I have no idea how it was acclaimed. When I had XM it sounded terrible. They had that stupid toejam thing were they would techo 80's songs. Plus they would play a lot of 80's songs that no one had ever heard of. I like having deep playlists,but playing a lot of crap songs that know one knows is way overboard. I liked the Big 80's on Sirius a lot more. Now I'm back to hating it. The merger really screwed up both companies subscribers.


----------



## paulman182 (Aug 4, 2006)

"A lot of 80s songs that no one ever heard of" can be interpreted to mean "deep playlist."

Not that I'm defending or condemning the company, just commenting that sometimes programming is a no-win situation.


----------



## dcowboy7 (May 23, 2008)

ChrisPC said:


> I noticed that all the decades channels have just pop, instead of harder rock.

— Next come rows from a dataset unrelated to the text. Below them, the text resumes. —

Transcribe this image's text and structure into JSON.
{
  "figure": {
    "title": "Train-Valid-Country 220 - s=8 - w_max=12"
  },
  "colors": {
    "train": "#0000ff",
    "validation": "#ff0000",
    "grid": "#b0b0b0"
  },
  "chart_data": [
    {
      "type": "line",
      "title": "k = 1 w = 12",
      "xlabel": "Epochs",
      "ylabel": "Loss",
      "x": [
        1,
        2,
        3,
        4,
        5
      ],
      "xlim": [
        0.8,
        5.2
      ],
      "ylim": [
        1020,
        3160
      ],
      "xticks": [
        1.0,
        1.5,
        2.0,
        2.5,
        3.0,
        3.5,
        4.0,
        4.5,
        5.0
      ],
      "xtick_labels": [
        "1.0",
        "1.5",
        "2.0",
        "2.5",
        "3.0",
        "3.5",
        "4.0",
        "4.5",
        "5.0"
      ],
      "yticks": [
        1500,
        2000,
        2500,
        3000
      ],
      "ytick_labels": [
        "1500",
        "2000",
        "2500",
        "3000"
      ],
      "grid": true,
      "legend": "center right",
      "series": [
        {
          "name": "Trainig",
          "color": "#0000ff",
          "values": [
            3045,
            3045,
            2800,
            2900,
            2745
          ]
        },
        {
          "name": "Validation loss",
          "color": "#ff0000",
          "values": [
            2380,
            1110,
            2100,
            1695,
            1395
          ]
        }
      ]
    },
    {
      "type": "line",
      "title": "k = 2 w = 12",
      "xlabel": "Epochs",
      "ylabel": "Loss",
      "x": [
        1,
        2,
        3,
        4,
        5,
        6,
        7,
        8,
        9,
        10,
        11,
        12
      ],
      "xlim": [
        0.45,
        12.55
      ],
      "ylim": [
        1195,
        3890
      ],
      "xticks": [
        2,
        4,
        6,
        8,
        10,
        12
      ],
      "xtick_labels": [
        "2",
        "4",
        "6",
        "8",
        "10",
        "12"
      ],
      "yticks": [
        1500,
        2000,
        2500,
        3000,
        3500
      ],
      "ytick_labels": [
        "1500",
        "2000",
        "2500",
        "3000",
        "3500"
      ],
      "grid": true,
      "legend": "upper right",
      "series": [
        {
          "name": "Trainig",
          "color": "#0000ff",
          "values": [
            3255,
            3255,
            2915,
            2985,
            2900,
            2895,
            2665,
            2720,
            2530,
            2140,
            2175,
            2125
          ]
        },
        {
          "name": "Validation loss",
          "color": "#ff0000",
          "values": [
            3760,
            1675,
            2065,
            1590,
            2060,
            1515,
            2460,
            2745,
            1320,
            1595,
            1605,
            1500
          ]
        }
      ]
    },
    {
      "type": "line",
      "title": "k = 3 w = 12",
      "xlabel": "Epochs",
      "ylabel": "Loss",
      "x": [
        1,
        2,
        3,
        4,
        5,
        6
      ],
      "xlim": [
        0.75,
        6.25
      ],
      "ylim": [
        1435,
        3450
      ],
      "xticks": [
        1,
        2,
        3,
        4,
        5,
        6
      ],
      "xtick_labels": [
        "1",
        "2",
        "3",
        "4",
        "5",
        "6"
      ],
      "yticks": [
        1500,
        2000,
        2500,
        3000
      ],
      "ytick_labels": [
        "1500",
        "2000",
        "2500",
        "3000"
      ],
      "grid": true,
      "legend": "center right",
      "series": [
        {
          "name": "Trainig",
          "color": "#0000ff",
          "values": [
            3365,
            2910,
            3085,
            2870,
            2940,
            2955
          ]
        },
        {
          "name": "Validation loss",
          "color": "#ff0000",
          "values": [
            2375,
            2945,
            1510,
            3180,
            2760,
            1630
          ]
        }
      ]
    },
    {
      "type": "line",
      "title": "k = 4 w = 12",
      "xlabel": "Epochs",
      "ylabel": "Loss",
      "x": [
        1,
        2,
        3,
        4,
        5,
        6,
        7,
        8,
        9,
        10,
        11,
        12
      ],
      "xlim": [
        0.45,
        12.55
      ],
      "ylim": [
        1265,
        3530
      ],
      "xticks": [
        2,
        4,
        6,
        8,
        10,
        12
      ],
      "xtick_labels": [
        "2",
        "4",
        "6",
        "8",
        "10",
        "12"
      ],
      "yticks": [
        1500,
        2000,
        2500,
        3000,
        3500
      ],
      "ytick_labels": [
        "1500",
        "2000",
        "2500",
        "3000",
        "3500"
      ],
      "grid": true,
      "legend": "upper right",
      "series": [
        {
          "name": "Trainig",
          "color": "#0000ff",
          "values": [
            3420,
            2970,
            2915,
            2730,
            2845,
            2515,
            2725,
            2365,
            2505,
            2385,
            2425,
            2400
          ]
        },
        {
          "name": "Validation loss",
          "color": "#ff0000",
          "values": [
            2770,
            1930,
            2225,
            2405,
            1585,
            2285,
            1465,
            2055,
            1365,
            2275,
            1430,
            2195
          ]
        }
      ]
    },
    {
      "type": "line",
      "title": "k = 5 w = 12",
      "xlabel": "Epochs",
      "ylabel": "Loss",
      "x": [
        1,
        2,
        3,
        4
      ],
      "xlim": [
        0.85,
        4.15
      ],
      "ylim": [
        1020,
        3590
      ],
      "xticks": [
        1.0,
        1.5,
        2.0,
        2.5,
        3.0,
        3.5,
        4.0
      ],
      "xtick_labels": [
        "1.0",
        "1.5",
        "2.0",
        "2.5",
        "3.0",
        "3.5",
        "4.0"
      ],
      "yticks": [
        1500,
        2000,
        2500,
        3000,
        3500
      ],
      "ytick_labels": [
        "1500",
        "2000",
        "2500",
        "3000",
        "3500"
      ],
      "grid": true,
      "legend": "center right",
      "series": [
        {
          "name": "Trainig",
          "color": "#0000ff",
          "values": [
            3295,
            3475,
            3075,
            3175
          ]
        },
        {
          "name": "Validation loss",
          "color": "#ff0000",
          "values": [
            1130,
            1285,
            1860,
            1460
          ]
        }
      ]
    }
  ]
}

they arent even called decades channels now....on the xm site they are listed as pop.


----------



## max1 (Aug 12, 2005)

of course you realize that there is classic rewind 70's 80's classic rock, first wave 80's alternative,the blend 70's 80's 90's soft rock,so maybe that's why they changed to pop on the 80's channel. you can always listen to those channels classic rewind is a great channel.


----------



## full moon (Sep 3, 2007)

The playlists are for people that have a short attention span. They are a joke..


----------



## theedger (Mar 31, 2008)

80's at 181.fm has been running circles around 80's on 8 for some time. 977 was too cluttered, they didn't seem to have a flow. You'd think that with all the money the sats have spent that they could get a gold format correct.


----------



## zman977 (Nov 9, 2003)

Now for me I like the sound of the 80's channel now. I like that it is more pop. If I want to hear rock I can turn on Classic rewind, first wave, hair nation, etc. Too me the sound of the 80's channel has improved sense the merger. Now I had a chance to hear the XM 80's channel before the merger through Direct TV and I liked the SIRIUS version better and think it is better sense the merger.


----------